Magnetic Resonance Imaging Findings in Autoimmune Pancreatitis and
Cholangitis
Ouijdane Zamani1, Rachida Saouab2
Citation : Zamani O, Saouab R. Magnetic Resonance Imaging Findings in Autoimmune Pancreatitis and Cholangitis. J Clin Res Radiol 2018;1(2):1-2.
Autoimmune pancreatitis (AIP) is a distinct form of chronic pancreatitis. The presentation and clinical image findings of AIP
sometimes resemble those of several pancreatic malignancies, but the therapeutic strategy differs appreciably. The purpose of this article is to discuss its various pancreatic and extrapancreatic imaging finding especially on MRI.

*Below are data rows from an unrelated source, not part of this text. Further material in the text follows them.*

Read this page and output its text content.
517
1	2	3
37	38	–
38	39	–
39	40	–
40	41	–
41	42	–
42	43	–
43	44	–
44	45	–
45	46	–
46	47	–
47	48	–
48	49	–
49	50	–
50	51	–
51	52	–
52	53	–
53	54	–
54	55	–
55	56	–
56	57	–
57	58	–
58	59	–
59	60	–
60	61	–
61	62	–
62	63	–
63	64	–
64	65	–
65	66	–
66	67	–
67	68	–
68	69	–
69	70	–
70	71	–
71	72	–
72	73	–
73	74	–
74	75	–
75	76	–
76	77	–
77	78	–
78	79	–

Keywords:Autoimmune pancreatitis, cholangitis, MRI
INTRODUCTION
AIP was first described by Yoshida et al.,[1] in 1995, as a form of chronic pancreatitis associated with autoimmune manifestations. It is a rare but important differential diagnosis from pancreatic cancer (PC) [2]. The disease can occur as alone or in association with autoimmune disorders including sclerosing cholangitis, rheumatoid arthritis, primary biliary cirrhosis, inflammatory bowel disease, hypothyroidism, sarcoidosis, and Sjogren's syndrome [3]. AIP is a form of chronic pancreatitis characterized by frequent presentation with obstructive jaundice, simultaneous or metachronal occurrences of extrapancreatic lesions, histology of lymphoplasmacytic infiltrates with fibrosis, and a dramatic response to corticosteroids [4]. AIP is also known by other names including lymphoplasmacytic sclerosing pancreatitis with cholangitis, idiopathic duct destructive pancreatitis, primary inflammatory pancreatitis, and non-alcoholic duct destructive chronic pancreatitis. Clinical features and biological data often resemble those of PC. This is why the differential diagnosis must be carried out carefully [5]. The imaging characteristics of CT and MR are essential for retaining the diagnosis of AIP and ruling out other potential etiologies, particularly PC. Imaging data that are relatively specific to AIP include diffuse pancreatic hypertrophy, the presence of a hypoattenuating capsule edge, and delayed parenchymal enhancement [6]. The most frequent extrapancreatic lesions occur in the biliary tree with asymptomatic liver test abnormalities or jaundice [7]. On imaging, biliary involvement commonly appears as multifocal biliary strictures similar to primary sclerosing cholangitis. Enhancement of the common biliary duct wall may be present in patients with AIP as it has been the case in our patient. The most sensitive and specific serum markers for AIP type 1 are IgG4 (≥135 mg/dL, sensitivity: 86%, specificity for AIP against PC: 96%), their level is elevated in AIP type 1 and normal in AIP type 2 [8]. AIP can be treated with steroids and does not require surgery. Due to the similar characteristics with PC, sometimes, unnecessary surgical resection is performed. In these cases, the lymphoplasmacytic infiltrate characteristic of AIP has been observed in about 1/3 of the cases making it possible to correct the diagnosis [9].